State: Local school districts not following calendar law with early start dates

  

Pictured above: Statesville High School – WSIC file photo

STATESVILLE, N.C. (WSIC NEWS) – The North Carolina Department of Public Instruction (NCDPI) says Iredell-Statesville Schools, Mooresville Graded Schools, and eleven other districts are not following state law with their early start dates.

According to NCDPI, school districts may “start no earlier than the Monday closest to August 26.” Exceptions are provided for charter schools, weather situations, and year-round schools. Iredell-Statesville Schools believes what it’s calling an “innovative year-round calendar” allows it to have an earlier start date. The district started classes August 8.

“We have implemented what we believe to be our version of a year-round calendar,” says district spokeswoman Boen Nutting. “That includes all kinds of optional summer session programs.”

But, NCDPI says the summer programs planned by Iredell-Statesville Schools don’t qualify the district to say it has a year-round calendar.

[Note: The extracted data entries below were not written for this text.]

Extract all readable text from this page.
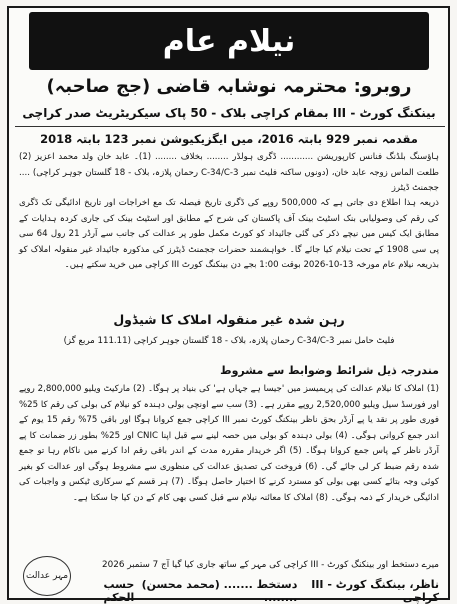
نیلام عام
روبرو: محترمہ نوشابہ قاضی (جج صاحبہ)
بینکنگ کورٹ - III بمقام کراچی بلاک - 50 پاک سیکریٹریٹ صدر کراچی
مقدمہ نمبر 929 بابتہ 2016، میں ایگزیکیوشن نمبر 123 بابتہ 2018
ہاؤسنگ بلڈنگ فنانس کارپوریشن ............ ڈگری ہولڈر ........ بخلاف ........ (1)۔ عابد خان ولد محمد اعزیز (2) طلعت الماس زوجہ عابد خان، (دونوں ساکنہ فلیٹ نمبر C-34/C-3 رحمان پلازہ، بلاک - 18 گلستان جوہر کراچی) .... ججمنٹ ڈیٹرز
ذریعہ ہذا اطلاع دی جاتی ہے کہ 500,000 روپے کی ڈگری تاریخ فیصلہ تک مع اخراجات اور تاریخ ادائیگی تک ڈگری کی رقم کی وصولیابی بنک اسٹیٹ بینک آف پاکستان کی شرح کے مطابق اور اسٹیٹ بینک کی جاری کردہ ہدایات کے مطابق ایک کیس میں نیچے ذکر کی گئی جائیداد کو کورٹ مکمل طور پر عدالت کی جانب سے آرڈر 21 رول 64 سی پی سی 1908 کے تحت نیلام کیا جائے گا۔ خواہشمند حضرات ججمنٹ ڈیٹرز کی مذکورہ جائیداد غیر منقولہ املاک کو بذریعہ نیلام عام مورخہ 13-10-2026 بوقت 1:00 بجے دن بینکنگ کورٹ III کراچی میں خرید سکتے ہیں۔
رہن شدہ غیر منقولہ املاک کا شیڈول
فلیٹ حامل نمبر C-34/C-3 رحمان پلازہ، بلاک - 18 گلستان جوہر کراچی (111.11 مربع گز)
مندرجہ ذیل شرائط وضوابط سے مشروط
(1) املاک کا نیلام عدالت کی پریمیسز میں 'جیسا ہے جہاں ہے' کی بنیاد پر ہوگا۔ (2) مارکیٹ ویلیو 2,800,000 روپے اور فورسڈ سیل ویلیو 2,520,000 روپے مقرر ہے۔ (3) سب سے اونچی بولی دہندہ کو نیلام کی بولی کی رقم کا 25% فوری طور پر نقد یا پے آرڈر بحق ناظر بینکنگ کورٹ نمبر III کراچی جمع کروانا ہوگا اور باقی 75% رقم 15 یوم کے اندر جمع کروانی ہوگی۔ (4) بولی دہندہ کو بولی میں حصہ لینے سے قبل اپنا CNIC اور 25% بطور زر ضمانت کا پے آرڈر ناظر کے پاس جمع کروانا ہوگا۔ (5) اگر خریدار مقررہ مدت کے اندر باقی رقم ادا کرنے میں ناکام رہا تو جمع شدہ رقم ضبط کر لی جائے گی۔ (6) فروخت کی تصدیق عدالت کی منظوری سے مشروط ہوگی اور عدالت کو بغیر کوئی وجہ بتائے کسی بھی بولی کو مسترد کرنے کا اختیار حاصل ہوگا۔ (7) ہر قسم کے سرکاری ٹیکس و واجبات کی ادائیگی خریدار کے ذمہ ہوگی۔ (8) املاک کا معائنہ نیلام سے قبل کسی بھی کام کے دن کیا جا سکتا ہے۔
میرے دستخط اور بینکنگ کورٹ - III کراچی کی مہر کے ساتھ جاری کیا گیا آج 7 ستمبر 2026
مہر عدالت
حسب الحکم
دستخط ....... (محمد محسن) ........
ناظر، بینکنگ کورٹ - III کراچی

NCDPI spokesperson Todd Silberman tells WSIC in an email only days required for student attendance can be counted in determining whether or not a school system has a year-round calendar. Iredell-Statesville Schools summer programs are not required for all students.

The North Carolina State Board of Education will vote Wednesday morning on a report to state lawmakers showing what school districts are not following the calendar law.  It’s unclear what, if any, penalty these districts will face.

Mooresville-Graded Schools started classes August 6 and is defending its decision by saying it has a year-round calendar. Like Iredell-Statesville Schools, however, the summer programs are not required for all students.

Mooresville-Graded spokeswoman Tanae McLean says she personally contacted NCDPI at least three times asking for a definition of the year-round calendar and could not get a clear answer. The district surveyed parents, staff, and students about an earlier start date and received 72 percent support for the change.

NCDPI says the following districts are not in compliance with state calendar law:

Anson County Schools
Ashe County Schools
Avery County Schools
Kannapolis City Schools
Columbus County Schools
Whiteville City Schools
Iredell Statesville Schools
Mooresville Graded School District
Lincoln County Schools
Surry County Schools
Elkin City Schools
Mount Airy City Schools
Yadkin County Schools

Why an earlier start date?

Iredell-Statesville Schools spokeswoman Boen Nutting says the Board of Education started talking about calendar flexibility more than a year ago. Families, students, and staff were surveyed about their preferences for the school calendar. Nutting says the feedback received overwhelmingly supported an earlier start to the school year.

“Our community is very pleased with having started school when we started,” says Nutting.

One of the biggest draws for an earlier start date is high school students can finish college level courses and take their exams before leaving for Christmas break. Without an earlier start, these students are forced to finish their classes after vacation.

“If you’re a junior in high school and you’re taking chemistry, you go home for the winter holiday and then you come back and take your final exam after you’ve had that break.”

The earlier start date also aligns early college high schools with community college schedules.